Le Tribunal Administratif de Montreuil, statuant par ordonnance, rejette la requête de M. et Mme D. qui enjoignait au préfet de statuer sur leurs demandes de carte de séjour. La juridiction estime la requête manifestement irrecevable, car elle ne contient pas de conclusions à fin d'annulation et est fondée sur des moyens imprécis et non étayés. La décision s'appuie sur les dispositions des 4° et 7° de l'article R. 222-1 du code de justice administrative.
Texte intégral
Vu la procédure suivante :
Par une requête le 15 octobre 2025, M. E... D... et Mme A... C... épouse D... demandent au tribunal :
1°) d’enjoindre au préfet de la Seine-Saint-Denis de statuer sur leurs demandes de carte de séjour, dans un délai de quinze jours à compter de la notification du jugement à intervenir, sous astreinte de 50 euros par jour de retard ;
2°) de mettre à la charge de l’Etat (préfet de la Seine-Saint-Denis) 1 euro en réparation du préjudice moral subi.

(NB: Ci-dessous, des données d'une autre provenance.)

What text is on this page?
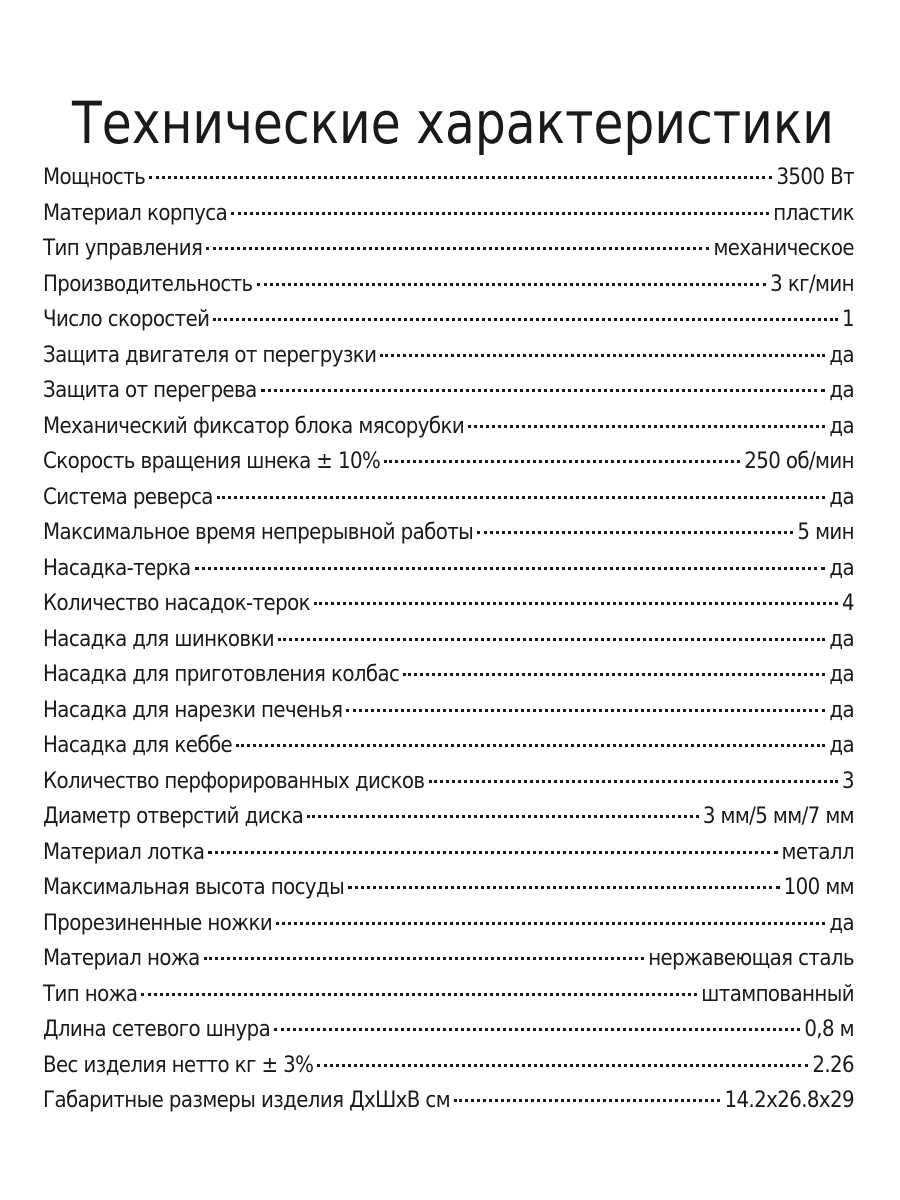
Технические характеристики
Мощность	3500 Вт
Материал корпуса	пластик
Тип управления	механическое
Производительность	3 кг/мин
Число скоростей	1
Защита двигателя от перегрузки	да
Защита от перегрева	да
Механический фиксатор блока мясорубки	да
Скорость вращения шнека ± 10%	250 об/мин
Система реверса	да
Максимальное время непрерывной работы	5 мин
Насадка-терка	да
Количество насадок-терок	4
Насадка для шинковки	да
Насадка для приготовления колбас	да
Насадка для нарезки печенья	да
Насадка для кеббе	да
Количество перфорированных дисков	3
Диаметр отверстий диска	3 мм/5 мм/7 мм
Материал лотка	металл
Максимальная высота посуды	100 мм
Прорезиненные ножки	да
Материал ножа	нержавеющая сталь
Тип ножа	штампованный
Длина сетевого шнура	0,8 м
Вес изделия нетто кг ± 3%	2.26
Габаритные размеры изделия ДхШхВ см	14.2х26.8х29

Vu les autres pièces du dossier.
Vu le code de justice administrative.
Considérant ce qui suit :
Aux termes de l’article R. 222-1 du code de justice administrative : « Les présidents de tribunal administratif (…) peuvent, par ordonnance : (…) 4º Rejeter les requêtes manifestement irrecevables, lorsque la juridiction n’est pas tenue d’inviter leur auteur à les régulariser ou qu’elles n’ont pas été régularisées à l’expiration du délai imparti par une demande en ce sens (…) / 7° Rejeter, après l'expiration du délai de recours ou, lorsqu'un mémoire complémentaire a été annoncé, après la production de ce mémoire, les requêtes ne comportant que des moyens de légalité externe manifestement infondés, des moyens irrecevables, des moyens inopérants ou des moyens qui ne sont assortis que de faits manifestement insusceptibles de venir à leur soutien ou ne sont manifestement pas assortis des précisions permettant d'en apprécier le bien-fondé. ; (…) ».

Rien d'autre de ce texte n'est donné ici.